More than 20 trade cases have been lodged against China’s cargoes, with about seven from Southeast Asia, Chairman Roberto Cola said in an interview. Efforts within China to stem local steel output to protect the environment may also help curb overseas sales, said Cola, who spent more than three decades in the industry. Mills in the world’s largest producer have shipped unprecedented volumes this year as demand slowed at home. While the exports have acted as a safety valve for Chinese mills, enabling them to sustain production, they’ve spurred a surge in trade tensions from Asia to the US amid complaints the exports are unfair. Mills in Southeast Asia are now running at less than 50 percent of capacity, according to Cola.
“There’s around 300 million tons of excess capacity in China, that’s the problem, so they’re forced to export,” Cola said by phone from Manila on Monday. There’s “a lot of protest from a lot of other countries.”
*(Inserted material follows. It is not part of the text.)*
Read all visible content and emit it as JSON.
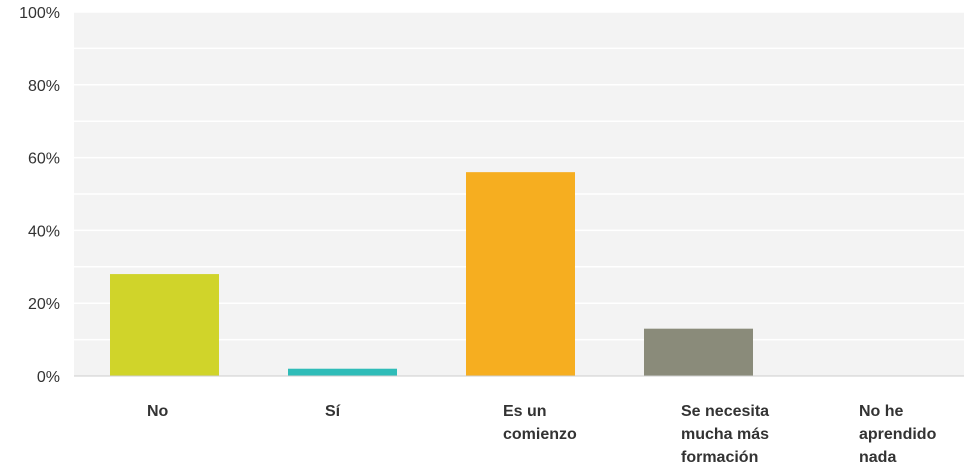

Cargoes from China jumped 16 percent to 11.25 million metric tons in September from August, the customs data showed. Imports by Southeast Asia—which groups economies including Indonesia, Thailand, the Philippines and Singapore—will probably increase to about 33 million or 34 million tons this year from 23 million in 2014, according to Cola.
The group that Cola chairs was founded 44 years ago and represents mills from Southeast Asia. With a secretariat based in Shah Alam, Malaysia, its role is to promote the iron and steel industry across the region, liaising with producers in Australia, Japan, South Korea and Taiwan.